Habitat type was also included in these models. The estimated model
coefficients suggested that the plantation sites had significantly
higher community stability than the sedge sites (the 95% interval did
not include zero for all models, Table 3). However, the difference
between plantation and open water was not significant when the effects
of species variance rate, synchrony or α-diversity were accounted for
(zero was within the bracket of the 95% confidence interval, Table 3).

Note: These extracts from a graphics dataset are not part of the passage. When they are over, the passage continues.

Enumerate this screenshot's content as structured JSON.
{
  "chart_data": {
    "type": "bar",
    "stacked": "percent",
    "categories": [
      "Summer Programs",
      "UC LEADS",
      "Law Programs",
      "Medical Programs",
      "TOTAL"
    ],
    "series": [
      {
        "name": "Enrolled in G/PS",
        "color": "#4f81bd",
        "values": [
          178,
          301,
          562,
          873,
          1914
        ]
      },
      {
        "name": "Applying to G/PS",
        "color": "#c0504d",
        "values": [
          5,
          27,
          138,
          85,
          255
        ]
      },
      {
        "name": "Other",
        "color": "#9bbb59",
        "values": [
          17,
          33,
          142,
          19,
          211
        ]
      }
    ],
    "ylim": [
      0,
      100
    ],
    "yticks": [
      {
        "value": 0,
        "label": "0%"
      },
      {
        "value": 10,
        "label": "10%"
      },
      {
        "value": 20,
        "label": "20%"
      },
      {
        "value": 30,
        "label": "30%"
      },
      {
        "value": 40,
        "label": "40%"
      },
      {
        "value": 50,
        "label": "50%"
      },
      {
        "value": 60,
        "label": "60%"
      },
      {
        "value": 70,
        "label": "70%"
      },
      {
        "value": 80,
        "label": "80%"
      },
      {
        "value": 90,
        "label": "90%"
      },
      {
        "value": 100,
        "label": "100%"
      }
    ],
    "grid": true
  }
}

Ecological Stochasticity and its effects on community
dynamics
There were no inter- and intra- annual patterns in spatial ecological
stochasticity in benthic fish community. However, there were strong
spatial patterns: the modified sites had significantly lower
stochasticity than the more natural sites (Fig. 4). The modelled
coefficient indicated that ecological stochasticity was the predominant
process at natural sites (mean ecological stochasticity greater than
0.50, Fig. 4), whereas deterministic processes were prevailing at the
modified sites (mean ecological stochasticity was 0.37, Fig. 4). In
addition, none of the tested environmental variables had a significant
effect on ecological stochasticity and the best regression model
included only habitat types as explanation variable. The model had a
relatively high Bayse-R 2 of 0.42 (95%
confidence interval was 0.20 - 0.57).
The temporal ecological stochasticity was a strong predictor of all
investigated metrics of community temporal dynamics (the mean
Bayes-R 2 and its 95% confidence interval were
0.41 [0.22, 0.55], 0.30 [0.08, 0.50], 0.59 [0.42, 0.69] and
0.67 [0.55, 076] for stability, variance rate, synchrony, and total
temporal β-diversity respectively, Table 4). While the normalized
ecological stochasticity had significantly positive effects on species
variance rate and synchrony, it had significantly negative effects on
community stability (Fig. 5). The effects of stochasticity on temporal
β-diversity was highly non-linear: the β-diversity increased with
stochasticity at low level but stayed more or less stationary when the
NST reached ~ 0.4.
The community stability was significantly higher in the plantation
habitat than in the sedge habitat while the difference between
plantation and open water was not significant (Table 4). Moreover,
community stability was significantly lower in the flooding year of 2017
than in the normal water years of 2018 and 2019. For species synchrony
and variance rate, the difference between habitat types was not
significant (Table 4). Regarding the yearly variation, species synchrony
was significantly lower in flooding year of 2017, and the between-year
difference for species variance rate was not significant (Table 4).